God cannot be empirical. There are three reasons. These reasons are deductive. The reasons themselves do not require empirical proof because they are deductive. In fact they could not be empirical and claim to to prove that God is beyond the empirical because they would have to have empirical evdience of God to say that, which would be a contradiction.

The three reasons are absolute:

(1) To be empirical something must be contingent. This is explained by Karl Popper:

empirical facts are facts which might not have been. Everything that belongs to space time is a contingent truth because it could have been otherwise, it is dependent upon the existence of something else for its' existence going all the way back to the Big Bang, which is itself contingent upon something.(Antony Flew, Philosophical Dictionary New York: St. Martin's Press, 1979, 242.)


for a basic explanation of necessity and contingency go here.

God, by definition, cannot be contingent. This same atheist on my board who argued the parsimony thing also tried to content that God doesn't have to be necessary. He also said "just because you think a being is necessary..." Of course he makes several mistakes:

(a) thinking my reasons for this are simply that whatever one believes must be true, so the lie campaign always works eventually to sucker some people.

(b) that god is "a being" he even said "If you think god is an abstract concept then I would actually believe in him. (duh).

these are simple basic axiomatic things that anyone should know before going into a philosophical discussion about God. This just highlights the fact that atheists spend so much of their time dreaming up stupid loopholes in the bible and trying to deny major philosophers that they don't know the basics of God talk.

God is necessary, by definition. That's what the word "God" means as it is used in modern theology. In literal Anglo Saxon of the dark ages it meant something like "superior chief" but that is etymology.
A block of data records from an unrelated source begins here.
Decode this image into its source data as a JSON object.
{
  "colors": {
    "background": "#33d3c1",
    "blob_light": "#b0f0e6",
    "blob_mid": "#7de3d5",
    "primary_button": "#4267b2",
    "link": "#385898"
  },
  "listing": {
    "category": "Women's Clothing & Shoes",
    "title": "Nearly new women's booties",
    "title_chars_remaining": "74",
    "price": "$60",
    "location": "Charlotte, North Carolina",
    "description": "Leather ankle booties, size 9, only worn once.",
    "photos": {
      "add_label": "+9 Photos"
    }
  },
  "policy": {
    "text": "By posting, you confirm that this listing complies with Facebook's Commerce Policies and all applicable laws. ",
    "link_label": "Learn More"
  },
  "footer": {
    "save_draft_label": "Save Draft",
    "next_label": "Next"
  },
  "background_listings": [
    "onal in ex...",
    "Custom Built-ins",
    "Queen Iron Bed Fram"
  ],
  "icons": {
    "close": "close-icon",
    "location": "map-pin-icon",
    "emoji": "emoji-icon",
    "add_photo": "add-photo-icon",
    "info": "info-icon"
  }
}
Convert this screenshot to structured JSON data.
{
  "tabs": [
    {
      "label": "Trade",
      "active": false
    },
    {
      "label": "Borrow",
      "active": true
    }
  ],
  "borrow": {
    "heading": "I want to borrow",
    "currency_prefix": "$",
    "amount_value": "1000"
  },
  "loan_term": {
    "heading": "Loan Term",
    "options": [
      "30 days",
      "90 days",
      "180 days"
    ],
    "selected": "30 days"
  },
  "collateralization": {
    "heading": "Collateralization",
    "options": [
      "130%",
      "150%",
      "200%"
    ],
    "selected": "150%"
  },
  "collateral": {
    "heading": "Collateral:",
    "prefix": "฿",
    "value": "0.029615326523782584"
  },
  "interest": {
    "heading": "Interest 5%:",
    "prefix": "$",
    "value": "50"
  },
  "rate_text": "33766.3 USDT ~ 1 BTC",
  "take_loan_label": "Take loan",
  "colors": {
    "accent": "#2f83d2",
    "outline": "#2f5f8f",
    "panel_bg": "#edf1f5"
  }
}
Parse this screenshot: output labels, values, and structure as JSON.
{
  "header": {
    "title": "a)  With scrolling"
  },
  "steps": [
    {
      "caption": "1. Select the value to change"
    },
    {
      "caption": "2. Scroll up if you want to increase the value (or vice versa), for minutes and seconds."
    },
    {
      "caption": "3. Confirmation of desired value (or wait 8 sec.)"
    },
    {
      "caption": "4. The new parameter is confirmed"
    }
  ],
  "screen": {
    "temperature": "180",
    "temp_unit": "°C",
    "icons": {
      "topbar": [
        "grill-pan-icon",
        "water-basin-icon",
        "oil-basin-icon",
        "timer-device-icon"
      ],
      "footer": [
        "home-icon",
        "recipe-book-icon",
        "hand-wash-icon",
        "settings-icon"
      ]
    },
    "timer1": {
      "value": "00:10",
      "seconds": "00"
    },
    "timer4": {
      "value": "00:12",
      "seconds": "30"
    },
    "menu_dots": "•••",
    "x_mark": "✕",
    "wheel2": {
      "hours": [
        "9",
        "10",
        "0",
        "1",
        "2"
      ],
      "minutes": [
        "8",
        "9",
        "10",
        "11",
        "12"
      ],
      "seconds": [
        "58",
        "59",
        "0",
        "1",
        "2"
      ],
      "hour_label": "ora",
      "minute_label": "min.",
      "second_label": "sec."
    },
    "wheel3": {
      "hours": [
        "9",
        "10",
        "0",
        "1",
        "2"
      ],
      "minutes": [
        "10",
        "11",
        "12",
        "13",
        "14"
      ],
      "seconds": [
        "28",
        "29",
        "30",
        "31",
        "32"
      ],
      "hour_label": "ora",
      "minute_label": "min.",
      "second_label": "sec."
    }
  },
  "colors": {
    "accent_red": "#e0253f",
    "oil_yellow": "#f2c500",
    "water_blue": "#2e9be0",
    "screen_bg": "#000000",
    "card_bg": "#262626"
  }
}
That was a long time ago. as the word has come to be used in modern theological parlance it refers to the thing at the top of the metaphysical hierarchy: that which nothing greater than can be conceived; necessary being.

Thus because God is necessary and not contingent, he cannot be the subject of empirical proof.


(2) God is not a thing along side other things in creation, but is the basis of reality: God is being itself.

If we could say the universe contains trees and oranges, and mutt dogs and swizzel sticks and mud pies and jelly and fish and comic books and flt tires and roofs and taxes and stupid people, and God, then they would have a point. What's wrong with this list? God is not just another thing. God created all that stuff and everything else. Nothing would exist without God. So God is not along side jelly and swizzle sticks in creation. As St. John of Damascus said "God exists on the order of Being itself." God is not a product of things in creation, god is the basis of all reality. Thus, God may not be treated as things in creation. God is not contingent because he' snot produced by a prior thing. He's not part of creation, the basis of it, so obviously he can't be given in sense data he can't be understood in a empirical way.

(3) God is eternal.

Because God always was, never came to be, is not dependent upon anything else for his existence, we can say that God, if there is a God, then God had to be. there is maybe. It's not a matter of maybe God might not have existed. God must be either necessary or impossible. this is what Harsthorne proved in this modal argument.

This is the kind of stuff that atheist can't handle because it proves their view is totally wrong a priori. So they are going vomit all over and deny that it means anything and say it's all hog wash. but they are so lazy none of them will ever go look it up. If they would bother too they would see immediately that serious thinker considers the possibly that God might be continent. Even atheists serious thinkers know better than this (but of course not the know nothings on CARM or other atheist dens of stupidity).


Because the concept of God is that of eternal necessary being, God cannot be contingent and since empirical things can only be contingent, God cannot be the object of empirical study.

they never answer any of this. the only think they ever do with it say it's its hog wash, vomit their illiteracy on it and run away.

These arguments prove conclusively and beyond question that God cannot be empirical. Since God cannot be empirical it makes prefect since that there is obvious evidence for god in the starts lining to spell out his name or any of that nonsense. it might just be that God is parsimonious in some sense, but not in the sense of being more scientific, which is I think the way most atheists use it (because they don't know any better).

All of these things require a whole education. These guys are usually too lazy to click on a single link. They would rather ridicule and insult intelligence than to actuality study the products of it.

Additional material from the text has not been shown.